Ongoing Project: Ehrt eure deutschen Meister: Music Reception in the Völkischer Beobachter
In recent years, much work has been done on the connections between music and politics in modern Germany. Particularly in the area of National Socialist culture, historians and musicologists have been investigating how music practices were associated with party and state propaganda. However, hampered partly by what some term a "conspiracy of silence" among persons who contributed to the Musikpolitik of the Third Reich and remained influential thereafter, it has taken intensive effort to determine just which music makers, administrators, and experts collaborated with Nazi authorities. In order to set this record straight, scholars have hitherto concentrated on the administrative histories of National Socialist cultural institutions and biographies of German musicians during the period.

But work on the institutional background of Nazi music politics should be understood as a first step toward answering what I consider the central question pertaining to this field: as Michael Kater posed it, "What function did music have in a dictatorship that aimed at dominating the masses and then going to war?" To answer this, we must press our investigation beyond determining who was responsible for Nazi music policy and who executed it, to learn how specific composers and their compositions were incorporated into National Socialist pageantry, and to what effect.

In my book on Beethoven in German politics, I traced the history of the reception given that composer by political activists from 1870 to 1989. In it I examined how Germans have interpreted Beethoven's music to justify their ideologies and actions, thereby transforming art and artist into political symbols.

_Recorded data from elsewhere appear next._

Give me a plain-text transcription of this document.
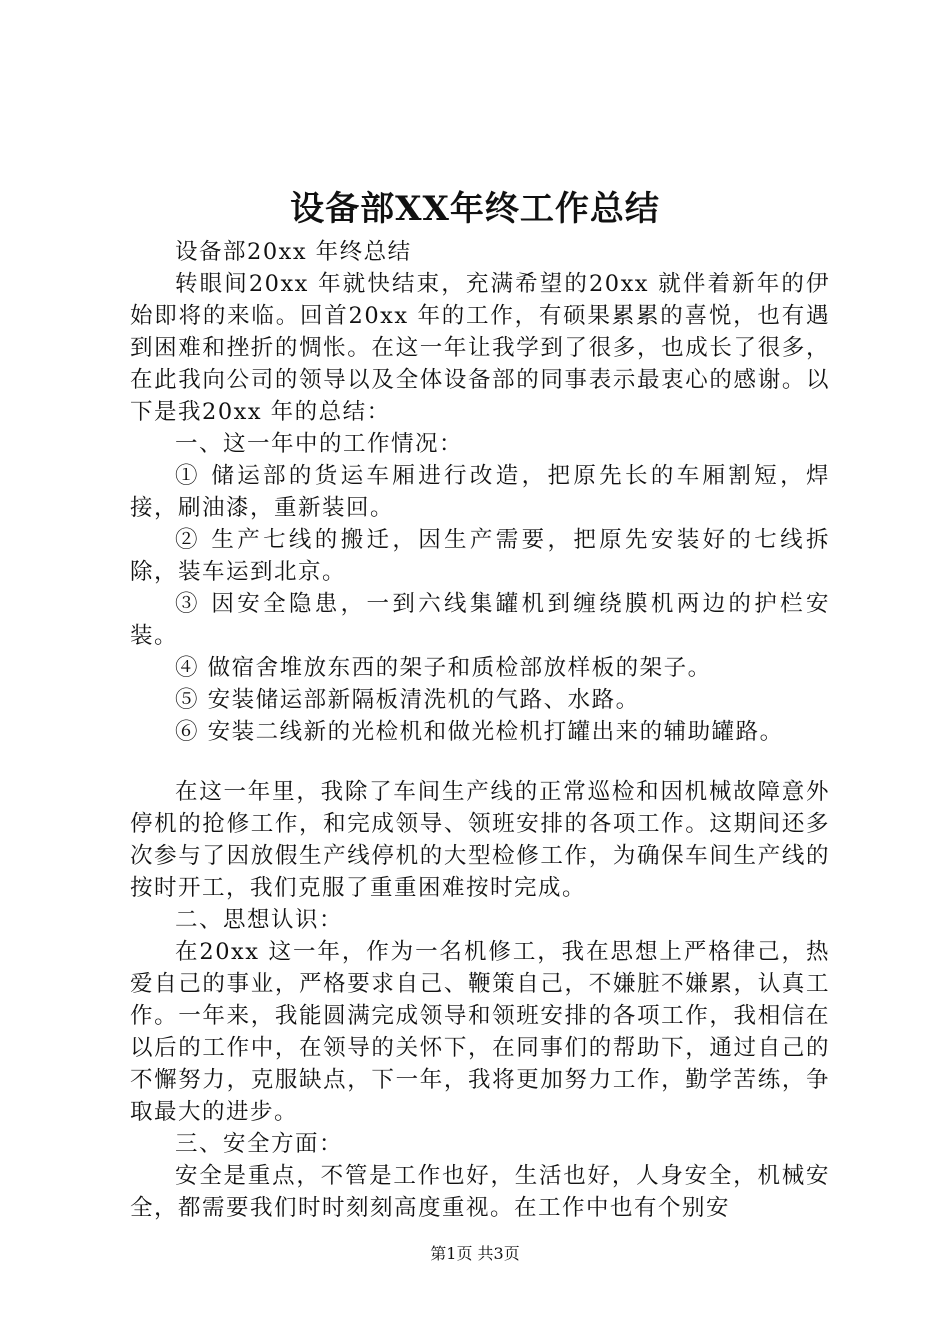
设备部XX年终工作总结

设备部20xx 年终总结

转眼间20xx 年就快结束，充满希望的20xx 就伴着新年的伊始即将的来临。回首20xx 年的工作，有硕果累累的喜悦，也有遇到困难和挫折的惆怅。在这一年让我学到了很多，也成长了很多，在此我向公司的领导以及全体设备部的同事表示最衷心的感谢。以下是我20xx 年的总结：

一、这一年中的工作情况：

① 储运部的货运车厢进行改造，把原先长的车厢割短，焊接，刷油漆，重新装回。

② 生产七线的搬迁，因生产需要，把原先安装好的七线拆除，装车运到北京。

③ 因安全隐患，一到六线集罐机到缠绕膜机两边的护栏安装。

④ 做宿舍堆放东西的架子和质检部放样板的架子。

⑤ 安装储运部新隔板清洗机的气路、水路。

⑥ 安装二线新的光检机和做光检机打罐出来的辅助罐路。

在这一年里，我除了车间生产线的正常巡检和因机械故障意外停机的抢修工作，和完成领导、领班安排的各项工作。这期间还多次参与了因放假生产线停机的大型检修工作，为确保车间生产线的按时开工，我们克服了重重困难按时完成。

二、思想认识：

在20xx 这一年，作为一名机修工，我在思想上严格律己，热爱自己的事业，严格要求自己、鞭策自己，不嫌脏不嫌累，认真工作。一年来，我能圆满完成领导和领班安排的各项工作，我相信在以后的工作中，在领导的关怀下，在同事们的帮助下，通过自己的不懈努力，克服缺点，下一年，我将更加努力工作，勤学苦练，争取最大的进步。

三、安全方面：

安全是重点，不管是工作也好，生活也好，人身安全，机械安全，都需要我们时时刻刻高度重视。在工作中也有个别安

第1页 共3页
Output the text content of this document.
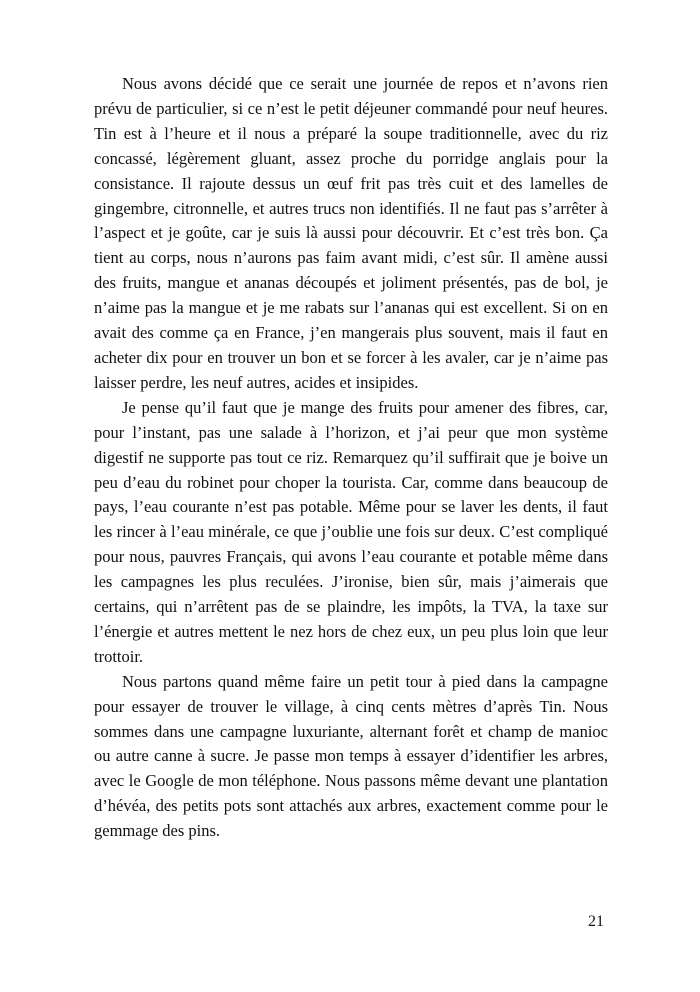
Nous avons décidé que ce serait une journée de repos et n’avons rien prévu de particulier, si ce n’est le petit déjeuner commandé pour neuf heures. Tin est à l’heure et il nous a préparé la soupe traditionnelle, avec du riz concassé, légèrement gluant, assez proche du porridge anglais pour la consistance. Il rajoute dessus un œuf frit pas très cuit et des lamelles de gingembre, citronnelle, et autres trucs non identifiés. Il ne faut pas s’arrêter à l’aspect et je goûte, car je suis là aussi pour découvrir. Et c’est très bon. Ça tient au corps, nous n’aurons pas faim avant midi, c’est sûr. Il amène aussi des fruits, mangue et ananas découpés et joliment présentés, pas de bol, je n’aime pas la mangue et je me rabats sur l’ananas qui est excellent. Si on en avait des comme ça en France, j’en mangerais plus souvent, mais il faut en acheter dix pour en trouver un bon et se forcer à les avaler, car je n’aime pas laisser perdre, les neuf autres, acides et insipides.

Je pense qu’il faut que je mange des fruits pour amener des fibres, car, pour l’instant, pas une salade à l’horizon, et j’ai peur que mon système digestif ne supporte pas tout ce riz. Remarquez qu’il suffirait que je boive un peu d’eau du robinet pour choper la tourista. Car, comme dans beaucoup de pays, l’eau courante n’est pas potable. Même pour se laver les dents, il faut les rincer à l’eau minérale, ce que j’oublie une fois sur deux. C’est compliqué pour nous, pauvres Français, qui avons l’eau courante et potable même dans les campagnes les plus reculées. J’ironise, bien sûr, mais j’aimerais que certains, qui n’arrêtent pas de se plaindre, les impôts, la TVA, la taxe sur l’énergie et autres mettent le nez hors de chez eux, un peu plus loin que leur trottoir.

Nous partons quand même faire un petit tour à pied dans la campagne pour essayer de trouver le village, à cinq cents mètres d’après Tin. Nous sommes dans une campagne luxuriante, alternant forêt et champ de manioc ou autre canne à sucre. Je passe mon temps à essayer d’identifier les arbres, avec le Google de mon téléphone. Nous passons même devant une plantation d’hévéa, des petits pots sont attachés aux arbres, exactement comme pour le gemmage des pins.

21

Naturally, an important section of that book is devoted to describing how the Nazis incorporated this composer into their propaganda. To describe the process by which Beethoven was "nazified," I paid particular attention to how the Völkischer Beobachter promoted him. By reading interpretations of Beethoven in the principal Nazi newspaper, I was able to learn not just that party propagandists considered his music an important part of their program, but why they considered it so, and how they made it part of their campaign.

In order to insert more of these materials into our coverage of National Socialist music policy, I have examined every page of the Völkischer Beobachter from January 1920 through April 1945 in search of each major article it published on "serious" music. By "major articles," I mean feature articles that assessed music or musician in some depth, not just concert reviews unless these treated a composition or composer in a unique way or described performances associated with landmarks such as birth or death anniversaries or pivotal events in German history. According to these conditions I have gathered, registered, and studied 1008 major music articles from the Völkischer Beobachter.

Based on this collection, it my intention to survey the terms in which the Voelkischer Beobachter discussed every famous composer in the European music tradition, highlighting the ways in which the newspaper related them to Nazi ideology and policies. Ultimately, I plan to expand this study by comparing National Socialist reception of serious music with interpretations promulgated by other major German political groups in the early twentieth century. After fixing Nazi views--as communicated in the Völkischer Beobachter--I will undertake comparable surveys of music reception in newspapers such as the Communist Rote Fahne, the Socialist Vorwärts, the Liberal Berliner Tageblatt, and the Conservative Vossische Zeitung from 1918 through the early 1930s in order to produce a comprehensive study of the politicization of the classical music tradition during the Weimar period. Through this large undertaking, I hope to show the precise terms by which the music of major composers, especially the so-called German masters, were incorporated into German political culture and thereby, to a significant degree, learn how they were heard and comprehended by the German "popular mind."